L’attentat qui a détruit les Twin Towers de New York en 2001 a été suivi de beaucoup d’autres, spectaculaires et faisant de nombreuses victimes, commis dans des pays et des lieux divers, et selon des méthodes imprévues. De sorte qu’aujourd’hui, nous devons nous rendre à l’évidence : presque tous les pays du monde sont concernés par une menace constante d’actes terroristes.
Effondrement du sentiment de sécurité
Comment les sociétés et les États visés peuvent-ils envisager d’en limiter les dégâts autrement que par des moyens policiers, militaires ou de surveillance ? Il existe des dispositifs qui s’adressent aux émotions et aux conduites des personnes exposées à ces risques de violence. Ces moyens visent l’avant, le pendant et l’après des attentats. Avant, il s’agit de faire prendre conscience aux gens de leur capacité à résister aux chocs, de les aider à se renforcer moralement et de donner aux collectivités les moyens de s’organiser. Pendant, il s’agit de porter secours aux victimes le plus vite possible, et de repérer et assister ceux qui auront besoin d’aide. Après, il sera question de traiter ceux qui sont encore sous le choc, et de faire le maximum pour éviter la conséquence psychologique la plus redoutable du terrorisme : la névrose posttraumatique. Israël, du fait de l’ancienneté et de la fréquence de son exposition aux attentats, est le pays qui a, le plus tôt, développé et appliqué bon nombre des méthodes qui sont actuellement en vigueur dans le monde, c’est pourquoi nous prendrons nos exemples dans ce pays.
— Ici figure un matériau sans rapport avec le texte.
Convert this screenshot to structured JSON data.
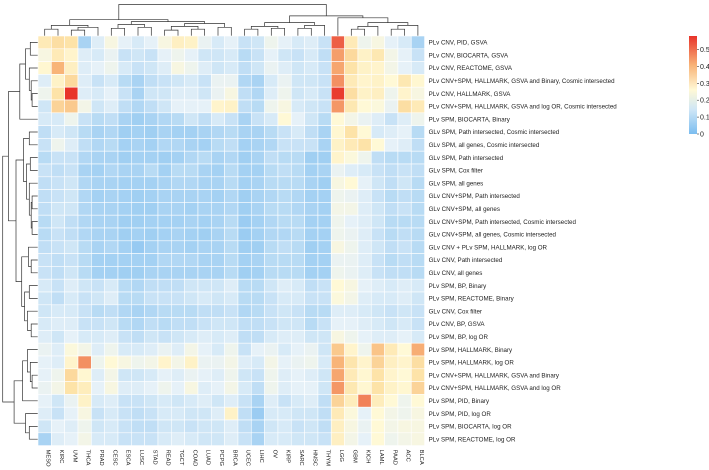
{
  "chart_data": {
    "type": "heatmap",
    "title": "",
    "xlabel": "",
    "ylabel": "",
    "columns": [
      "MESO",
      "KIRC",
      "UVM",
      "THCA",
      "PRAD",
      "CESC",
      "ESCA",
      "LUSC",
      "STAD",
      "READ",
      "TGCT",
      "COAD",
      "LUAD",
      "PCPG",
      "BRCA",
      "UCEC",
      "LIHC",
      "OV",
      "KIRP",
      "SARC",
      "HNSC",
      "THYM",
      "LGG",
      "GBM",
      "KICH",
      "LAML",
      "PAAD",
      "ACC",
      "BLCA"
    ],
    "rows": [
      "PLv CNV, PID, GSVA",
      "PLv CNV, BIOCARTA, GSVA",
      "PLv CNV, REACTOME, GSVA",
      "PLv CNV+SPM, HALLMARK, GSVA and Binary, Cosmic intersected",
      "PLv CNV, HALLMARK, GSVA",
      "PLv CNV+SPM, HALLMARK, GSVA and log OR, Cosmic intersected",
      "PLv SPM, BIOCARTA, Binary",
      "GLv SPM, Path intersected, Cosmic intersected",
      "GLv SPM, all genes, Cosmic intersected",
      "GLv SPM, Path intersected",
      "GLv SPM, Cox filter",
      "GLv SPM, all genes",
      "GLv CNV+SPM, Path intersected",
      "GLv CNV+SPM, all genes",
      "GLv CNV+SPM, Path intersected, Cosmic intersected",
      "GLv CNV+SPM, all genes, Cosmic intersected",
      "GLv CNV + PLv SPM, HALLMARK, log OR",
      "GLv CNV, Path intersected",
      "GLv CNV, all genes",
      "PLv SPM, BP, Binary",
      "PLv SPM, REACTOME, Binary",
      "GLv CNV, Cox filter",
      "PLv CNV, BP, GSVA",
      "PLv SPM, BP, log OR",
      "PLv SPM, HALLMARK, Binary",
      "PLv SPM, HALLMARK, log OR",
      "PLv CNV+SPM, HALLMARK, GSVA and Binary",
      "PLv CNV+SPM, HALLMARK, GSVA and log OR",
      "PLv SPM, PID, Binary",
      "PLv SPM, PID, log OR",
      "PLv SPM, BIOCARTA, log OR",
      "PLv SPM, REACTOME, log OR"
    ],
    "values": [
      [
        0.3,
        0.34,
        0.33,
        0.1,
        0.17,
        0.22,
        0.18,
        0.16,
        0.18,
        0.22,
        0.28,
        0.27,
        0.19,
        0.16,
        0.18,
        0.14,
        0.15,
        0.2,
        0.18,
        0.16,
        0.17,
        0.14,
        0.53,
        0.3,
        0.2,
        0.22,
        0.18,
        0.16,
        0.1
      ],
      [
        0.22,
        0.3,
        0.26,
        0.17,
        0.16,
        0.19,
        0.14,
        0.15,
        0.14,
        0.18,
        0.2,
        0.18,
        0.15,
        0.15,
        0.16,
        0.12,
        0.14,
        0.18,
        0.15,
        0.14,
        0.16,
        0.13,
        0.45,
        0.35,
        0.27,
        0.31,
        0.21,
        0.18,
        0.14
      ],
      [
        0.25,
        0.42,
        0.28,
        0.17,
        0.18,
        0.2,
        0.16,
        0.14,
        0.15,
        0.17,
        0.22,
        0.2,
        0.17,
        0.15,
        0.16,
        0.13,
        0.15,
        0.19,
        0.17,
        0.15,
        0.16,
        0.14,
        0.44,
        0.33,
        0.27,
        0.26,
        0.21,
        0.18,
        0.16
      ],
      [
        0.17,
        0.27,
        0.35,
        0.17,
        0.14,
        0.16,
        0.12,
        0.1,
        0.13,
        0.14,
        0.15,
        0.16,
        0.14,
        0.19,
        0.19,
        0.11,
        0.1,
        0.16,
        0.19,
        0.15,
        0.15,
        0.14,
        0.47,
        0.3,
        0.26,
        0.27,
        0.24,
        0.31,
        0.25
      ],
      [
        0.2,
        0.33,
        0.58,
        0.17,
        0.16,
        0.18,
        0.14,
        0.1,
        0.15,
        0.15,
        0.17,
        0.17,
        0.15,
        0.19,
        0.22,
        0.13,
        0.11,
        0.17,
        0.2,
        0.15,
        0.16,
        0.14,
        0.57,
        0.34,
        0.27,
        0.28,
        0.2,
        0.26,
        0.22
      ],
      [
        0.15,
        0.36,
        0.38,
        0.21,
        0.15,
        0.17,
        0.13,
        0.11,
        0.13,
        0.15,
        0.18,
        0.18,
        0.18,
        0.26,
        0.27,
        0.13,
        0.12,
        0.2,
        0.22,
        0.16,
        0.15,
        0.14,
        0.46,
        0.31,
        0.24,
        0.23,
        0.19,
        0.34,
        0.3
      ],
      [
        0.16,
        0.16,
        0.2,
        0.14,
        0.12,
        0.13,
        0.1,
        0.08,
        0.1,
        0.11,
        0.12,
        0.15,
        0.13,
        0.16,
        0.14,
        0.1,
        0.14,
        0.16,
        0.24,
        0.18,
        0.15,
        0.12,
        0.24,
        0.21,
        0.19,
        0.17,
        0.14,
        0.17,
        0.2
      ],
      [
        0.13,
        0.16,
        0.15,
        0.12,
        0.1,
        0.11,
        0.08,
        0.09,
        0.08,
        0.1,
        0.09,
        0.09,
        0.1,
        0.11,
        0.12,
        0.1,
        0.1,
        0.12,
        0.14,
        0.16,
        0.13,
        0.1,
        0.25,
        0.33,
        0.24,
        0.16,
        0.17,
        0.18,
        0.12
      ],
      [
        0.14,
        0.2,
        0.17,
        0.13,
        0.11,
        0.12,
        0.09,
        0.1,
        0.09,
        0.11,
        0.11,
        0.1,
        0.09,
        0.12,
        0.13,
        0.09,
        0.1,
        0.11,
        0.14,
        0.14,
        0.14,
        0.1,
        0.27,
        0.3,
        0.33,
        0.24,
        0.18,
        0.17,
        0.13
      ],
      [
        0.12,
        0.14,
        0.14,
        0.11,
        0.1,
        0.1,
        0.08,
        0.09,
        0.09,
        0.08,
        0.09,
        0.11,
        0.12,
        0.1,
        0.11,
        0.08,
        0.1,
        0.13,
        0.12,
        0.12,
        0.08,
        0.08,
        0.26,
        0.23,
        0.2,
        0.13,
        0.12,
        0.12,
        0.12
      ],
      [
        0.14,
        0.13,
        0.14,
        0.1,
        0.09,
        0.11,
        0.1,
        0.1,
        0.12,
        0.09,
        0.12,
        0.12,
        0.1,
        0.09,
        0.12,
        0.09,
        0.09,
        0.12,
        0.13,
        0.12,
        0.09,
        0.1,
        0.19,
        0.17,
        0.16,
        0.14,
        0.13,
        0.14,
        0.13
      ],
      [
        0.13,
        0.14,
        0.15,
        0.11,
        0.1,
        0.1,
        0.09,
        0.09,
        0.09,
        0.1,
        0.11,
        0.11,
        0.1,
        0.1,
        0.12,
        0.09,
        0.1,
        0.12,
        0.12,
        0.12,
        0.1,
        0.08,
        0.22,
        0.24,
        0.18,
        0.15,
        0.13,
        0.15,
        0.12
      ],
      [
        0.13,
        0.14,
        0.15,
        0.11,
        0.09,
        0.1,
        0.09,
        0.08,
        0.09,
        0.1,
        0.1,
        0.1,
        0.1,
        0.09,
        0.11,
        0.08,
        0.1,
        0.11,
        0.12,
        0.11,
        0.09,
        0.09,
        0.2,
        0.19,
        0.17,
        0.14,
        0.12,
        0.13,
        0.12
      ],
      [
        0.13,
        0.15,
        0.15,
        0.11,
        0.1,
        0.1,
        0.09,
        0.08,
        0.08,
        0.1,
        0.1,
        0.09,
        0.1,
        0.1,
        0.11,
        0.08,
        0.1,
        0.12,
        0.12,
        0.11,
        0.1,
        0.09,
        0.21,
        0.21,
        0.17,
        0.15,
        0.13,
        0.14,
        0.12
      ],
      [
        0.12,
        0.15,
        0.13,
        0.11,
        0.1,
        0.1,
        0.08,
        0.08,
        0.09,
        0.09,
        0.09,
        0.1,
        0.09,
        0.1,
        0.12,
        0.07,
        0.09,
        0.11,
        0.12,
        0.12,
        0.09,
        0.09,
        0.2,
        0.18,
        0.17,
        0.15,
        0.12,
        0.12,
        0.12
      ],
      [
        0.12,
        0.14,
        0.13,
        0.11,
        0.1,
        0.1,
        0.08,
        0.09,
        0.08,
        0.09,
        0.1,
        0.09,
        0.08,
        0.1,
        0.12,
        0.07,
        0.09,
        0.11,
        0.11,
        0.12,
        0.09,
        0.09,
        0.2,
        0.19,
        0.17,
        0.14,
        0.12,
        0.13,
        0.12
      ],
      [
        0.13,
        0.14,
        0.15,
        0.12,
        0.1,
        0.11,
        0.09,
        0.06,
        0.09,
        0.1,
        0.1,
        0.09,
        0.1,
        0.1,
        0.12,
        0.08,
        0.08,
        0.12,
        0.13,
        0.12,
        0.08,
        0.09,
        0.22,
        0.2,
        0.17,
        0.15,
        0.13,
        0.14,
        0.12
      ],
      [
        0.14,
        0.13,
        0.14,
        0.12,
        0.09,
        0.09,
        0.09,
        0.09,
        0.09,
        0.11,
        0.11,
        0.11,
        0.1,
        0.1,
        0.12,
        0.09,
        0.1,
        0.12,
        0.12,
        0.12,
        0.09,
        0.09,
        0.19,
        0.19,
        0.17,
        0.14,
        0.12,
        0.13,
        0.12
      ],
      [
        0.14,
        0.13,
        0.15,
        0.12,
        0.09,
        0.09,
        0.08,
        0.08,
        0.1,
        0.1,
        0.1,
        0.1,
        0.1,
        0.1,
        0.12,
        0.08,
        0.09,
        0.12,
        0.12,
        0.12,
        0.09,
        0.09,
        0.2,
        0.19,
        0.17,
        0.14,
        0.13,
        0.13,
        0.12
      ],
      [
        0.16,
        0.14,
        0.17,
        0.15,
        0.14,
        0.16,
        0.12,
        0.11,
        0.13,
        0.13,
        0.13,
        0.15,
        0.15,
        0.15,
        0.17,
        0.12,
        0.12,
        0.15,
        0.17,
        0.16,
        0.13,
        0.14,
        0.24,
        0.22,
        0.18,
        0.17,
        0.16,
        0.17,
        0.16
      ],
      [
        0.15,
        0.13,
        0.16,
        0.14,
        0.15,
        0.17,
        0.12,
        0.12,
        0.14,
        0.14,
        0.14,
        0.15,
        0.16,
        0.15,
        0.16,
        0.12,
        0.12,
        0.14,
        0.16,
        0.16,
        0.14,
        0.14,
        0.23,
        0.21,
        0.17,
        0.16,
        0.16,
        0.17,
        0.15
      ],
      [
        0.15,
        0.16,
        0.16,
        0.14,
        0.12,
        0.13,
        0.11,
        0.1,
        0.11,
        0.12,
        0.12,
        0.12,
        0.13,
        0.13,
        0.14,
        0.11,
        0.12,
        0.14,
        0.15,
        0.14,
        0.12,
        0.12,
        0.17,
        0.17,
        0.16,
        0.15,
        0.14,
        0.15,
        0.14
      ],
      [
        0.16,
        0.17,
        0.17,
        0.14,
        0.14,
        0.15,
        0.12,
        0.11,
        0.13,
        0.12,
        0.13,
        0.13,
        0.14,
        0.15,
        0.15,
        0.13,
        0.13,
        0.14,
        0.15,
        0.15,
        0.12,
        0.14,
        0.18,
        0.18,
        0.17,
        0.16,
        0.15,
        0.16,
        0.14
      ],
      [
        0.17,
        0.15,
        0.18,
        0.16,
        0.16,
        0.17,
        0.14,
        0.13,
        0.15,
        0.14,
        0.15,
        0.16,
        0.17,
        0.16,
        0.17,
        0.13,
        0.13,
        0.16,
        0.17,
        0.17,
        0.15,
        0.15,
        0.22,
        0.2,
        0.18,
        0.17,
        0.17,
        0.18,
        0.16
      ],
      [
        0.19,
        0.17,
        0.23,
        0.21,
        0.17,
        0.2,
        0.16,
        0.16,
        0.17,
        0.19,
        0.17,
        0.21,
        0.18,
        0.16,
        0.2,
        0.14,
        0.18,
        0.19,
        0.16,
        0.18,
        0.19,
        0.15,
        0.38,
        0.26,
        0.2,
        0.39,
        0.3,
        0.24,
        0.43
      ],
      [
        0.18,
        0.17,
        0.26,
        0.47,
        0.2,
        0.24,
        0.22,
        0.2,
        0.21,
        0.26,
        0.21,
        0.27,
        0.19,
        0.19,
        0.21,
        0.17,
        0.16,
        0.21,
        0.18,
        0.19,
        0.2,
        0.16,
        0.42,
        0.32,
        0.26,
        0.36,
        0.28,
        0.26,
        0.34
      ],
      [
        0.18,
        0.2,
        0.35,
        0.25,
        0.17,
        0.21,
        0.15,
        0.15,
        0.16,
        0.18,
        0.17,
        0.19,
        0.18,
        0.17,
        0.2,
        0.15,
        0.14,
        0.2,
        0.17,
        0.18,
        0.17,
        0.15,
        0.44,
        0.3,
        0.25,
        0.33,
        0.26,
        0.24,
        0.33
      ],
      [
        0.19,
        0.21,
        0.33,
        0.29,
        0.18,
        0.22,
        0.17,
        0.17,
        0.18,
        0.2,
        0.18,
        0.22,
        0.17,
        0.18,
        0.21,
        0.16,
        0.13,
        0.2,
        0.17,
        0.18,
        0.18,
        0.15,
        0.46,
        0.31,
        0.25,
        0.33,
        0.27,
        0.25,
        0.36
      ],
      [
        0.18,
        0.15,
        0.19,
        0.27,
        0.16,
        0.17,
        0.14,
        0.14,
        0.15,
        0.16,
        0.15,
        0.16,
        0.17,
        0.15,
        0.17,
        0.14,
        0.1,
        0.17,
        0.14,
        0.16,
        0.17,
        0.13,
        0.36,
        0.29,
        0.49,
        0.29,
        0.24,
        0.2,
        0.24
      ],
      [
        0.17,
        0.14,
        0.18,
        0.22,
        0.14,
        0.16,
        0.14,
        0.13,
        0.14,
        0.16,
        0.16,
        0.15,
        0.15,
        0.17,
        0.27,
        0.13,
        0.07,
        0.16,
        0.16,
        0.15,
        0.15,
        0.13,
        0.3,
        0.23,
        0.18,
        0.24,
        0.21,
        0.2,
        0.22
      ],
      [
        0.15,
        0.18,
        0.17,
        0.2,
        0.15,
        0.16,
        0.14,
        0.13,
        0.13,
        0.15,
        0.15,
        0.14,
        0.15,
        0.15,
        0.17,
        0.13,
        0.1,
        0.15,
        0.16,
        0.14,
        0.15,
        0.13,
        0.28,
        0.22,
        0.19,
        0.24,
        0.21,
        0.22,
        0.22
      ],
      [
        0.1,
        0.17,
        0.18,
        0.21,
        0.16,
        0.16,
        0.14,
        0.14,
        0.14,
        0.16,
        0.17,
        0.16,
        0.15,
        0.15,
        0.17,
        0.14,
        0.1,
        0.16,
        0.16,
        0.15,
        0.15,
        0.14,
        0.28,
        0.21,
        0.18,
        0.24,
        0.2,
        0.21,
        0.22
      ]
    ],
    "colorbar": {
      "ticks": [
        "0.5",
        "0.4",
        "0.3",
        "0.2",
        "0.1",
        "0"
      ],
      "tick_values": [
        0.5,
        0.4,
        0.3,
        0.2,
        0.1,
        0
      ],
      "range": [
        0,
        0.58
      ],
      "colormap": "blue-white-red"
    },
    "colors": {
      "low": "#7bbdf0",
      "mid": "#fff9d6",
      "high": "#e8332a"
    },
    "dendrograms": [
      "top",
      "left"
    ],
    "grid": true,
    "legend": "colorbar top-right"
  }
}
Toute catastrophe, qu’elle soit naturelle ou d’origine humaine accidentelle, peut faire des victimes et engendrer des chocs psychologiques. Mais le terrorisme a une particularité : c’est une attaque délibérée contre des personnes prises au hasard, qui sape la confiance que chacun de nous fait inconsciemment à son environnement habituel. Quand je marche dans la rue, je fais implicitement confiance aux passants et j’attends que les voitures roulent sur la chaussée. Si n’importe quel passant peut se jeter sur moi avec un poignard, n’importe quelle voiture foncer sur moi, je me sens vulnérable partout. Cet effondrement du sentiment de sécurité est la cause d’un élargissement du cercle des victimes potentielles. Aux victimes directes (présentes au moment de l’attentat), il faut ajouter les indirectes : les parents et amis des blessés, les aidants (pompiers, personnel médical…) et les personnes qui assistent à la scène à la télévision. Une étude américaine 1 menée deux semaines, puis un an après l’attentat du 11 septembre auprès de 1 906 personnes a montré que la réaction immédiate sévère au choc, ou « état de détresse aiguë », a été plus fréquente chez les téléspectateurs (12,8 %) que chez des personnes directement témoins des faits (9,3 %). Cela, même si la proportion de gens souffrant de névrose posttraumatique un an après l’attentat est plus élevée chez les victimes directes (11,2 %) que chez les téléspectateurs (4,7 %),
Avant l’attentat, travailler la résilience
L’idée de base, en prévention, est d’aider les gens à affronter des situations stressantes. On peut distinguer deux modalités : l’aide au coping, c’est-à-dire à la capacité d’affronter un stress violent, et l’aide à la résilience, c’est-à-dire à la capacité de récupérer après un choc 2. La résilience existe à l’état naturel. Le professeur Mooli Lahad, qui dirige le Centre communautaire de prévention du stress (CSPC) de Tel Hai College, au nord d’Israël, rapporte que, lorsqu’il s’est installé là vers la fin des années 1970, sachant que la région était soumise en continu à des tirs de fusées, il s’attendait à trouver une population très traumatisée. À sa grande surprise, il n’en était rien : lui et ses collègues psychologues recevaient une clientèle semblable à celle des régions calmes du pays. En enquêtant, il s’aperçoit que la capacité de résistance varie d’une personne à l’autre. Il met alors au point un modèle de coping, le BASIC Ph, qui recense six manières différentes de faire face à un stress majeur : 1) s’appuyer sur des croyances et des valeurs ; 2) exprimer ses sentiments et émotions ; 3) s’appuyer sur ses parents et amis ; 4) imaginer que les choses ne sont pas ce qu’elles paraissent ; 5) rechercher des informations ; 6) avoir des activités physiques, et aussi manger. En 1980, après dix jours de bombardements intensifs ayant amené les habitants de la ville de Kiryat Schmona, proche du Liban, à vivre constamment dans des abris, le ministère de l’Éducation israélien a créé pour la région un centre de stress, dont M. Lahad a pris la direction ; il a alors mis au point et diffusé un entraînement au coping sur cette base.